Eine preiswürdige Arbeit
Die Beleuchtung dieser frappierenden Missstände war der Jury des Juliane Bartel Medienpreises unter sechs hochkarätigen Einsendungen die Auszeichnung des Features von Claudia Decker wert.
"Solche Zustände heutzutage in Deutschland sind unhaltbar, die ländliche Versorgung in dem Bereich ist ein Desaster. Das Feature zeigt ganz klar, wie schwer es Frauen gemacht wird."

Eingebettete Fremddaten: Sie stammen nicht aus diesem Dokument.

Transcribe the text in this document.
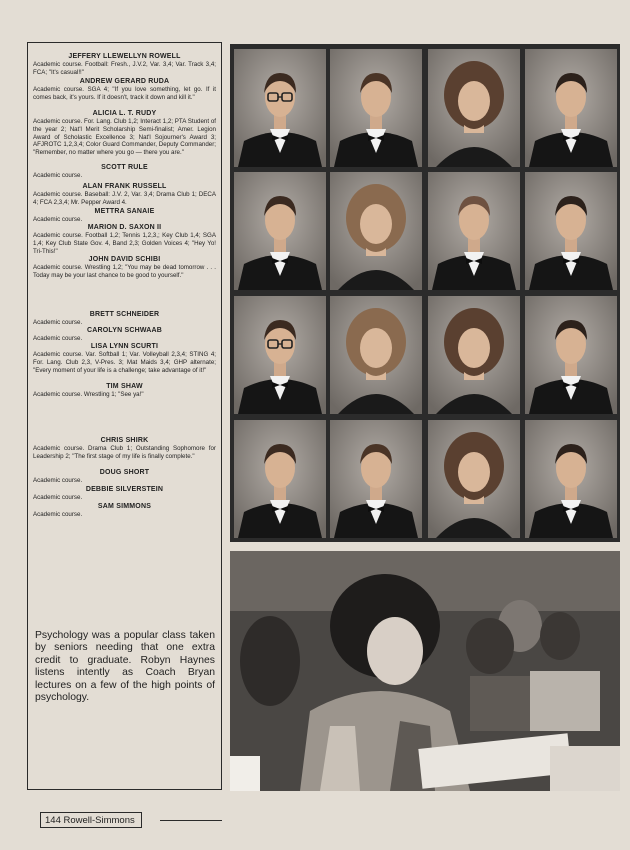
JEFFERY LLEWELLYN ROWELL
Academic course. Football: Fresh., J.V.2, Var. 3,4; Var. Track 3,4; FCA; "It's casual!!"
ANDREW GERARD RUDA
Academic course. SGA 4; "If you love something, let go. If it comes back, it's yours. If it doesn't, track it down and kill it."
ALICIA L. T. RUDY
Academic course. For. Lang. Club 1,2; Interact 1,2; PTA Student of the year 2; Nat'l Merit Scholarship Semi-finalist; Amer. Legion Award of Scholastic Excellence 3; Nat'l Sojourner's Award 3; AFJROTC 1,2,3,4; Color Guard Commander, Deputy Commander; "Remember, no matter where you go — there you are."
SCOTT RULE
Academic course.
ALAN FRANK RUSSELL
Academic course. Baseball: J.V. 2, Var. 3,4; Drama Club 1; DECA 4; FCA 2,3,4; Mr. Pepper Award 4.
METTRA SANAIE
Academic course.
MARION D. SAXON II
Academic course. Football 1,2; Tennis 1,2,3,; Key Club 1,4; SGA 1,4; Key Club State Gov. 4, Band 2,3; Golden Voices 4; "Hey Yo! Tri-This!"
JOHN DAVID SCHIBI
Academic course. Wrestling 1,2; "You may be dead tomorrow . . . Today may be your last chance to be good to yourself."
BRETT SCHNEIDER
Academic course.
CAROLYN SCHWAAB
Academic course.
LISA LYNN SCURTI
Academic course. Var. Softball 1; Var. Volleyball 2,3,4; STING 4; For. Lang. Club 2,3, V-Pres. 3; Mat Maids 3,4; GHP alternate; "Every moment of your life is a challenge; take advantage of it!"
TIM SHAW
Academic course. Wrestling 1; "See ya!"
CHRIS SHIRK
Academic course. Drama Club 1; Outstanding Sophomore for Leadership 2; "The first stage of my life is finally complete."
DOUG SHORT
Academic course.
DEBBIE SILVERSTEIN
Academic course.
SAM SIMMONS
Academic course.
Psychology was a popular class taken by seniors needing that one extra credit to graduate. Robyn Haynes listens intently as Coach Bryan lectures on a few of the high points of psychology.
144 Rowell-Simmons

Aus der Begründung der Jury
Reaktionen auf die Sendung
Dass das Thema Abtreibung hochaktuell ist, zeigte sich auch in der Redaktion Notizbuch: Nach der Sendung mussten wir jede Menge Beschwerden beantworten; sie kamen von besorgten Menschen und empörten Lebensschützern. So erreichte die Redaktion zum Beispiel einer jener Plastik-Embryos, den Abtreibungsgegner gerne vor Arztpraxen verteilen, in denen Schwangerschaftsabbrüche vorgenommen werden. Auch der Programmausschuss hatte sich mit den Zuschriften zu befassen.
Buchstäblich in letzter Minute, am Tag vor der Produktion, fand Claudia Decker schließlich doch noch eine Frau aus einem Dorf in Niederbayern, die bereit war, ihren schwierigen Weg zur Abtreibung kurz zu schildern, anonym und ohne dass ihre Stimme zu hören war. Ihre Sätze las in der Sendung eine Sprecherin.
Wir gratulieren der Autorin von Herzen und freuen uns mit ihr über diese tolle Auszeichnung.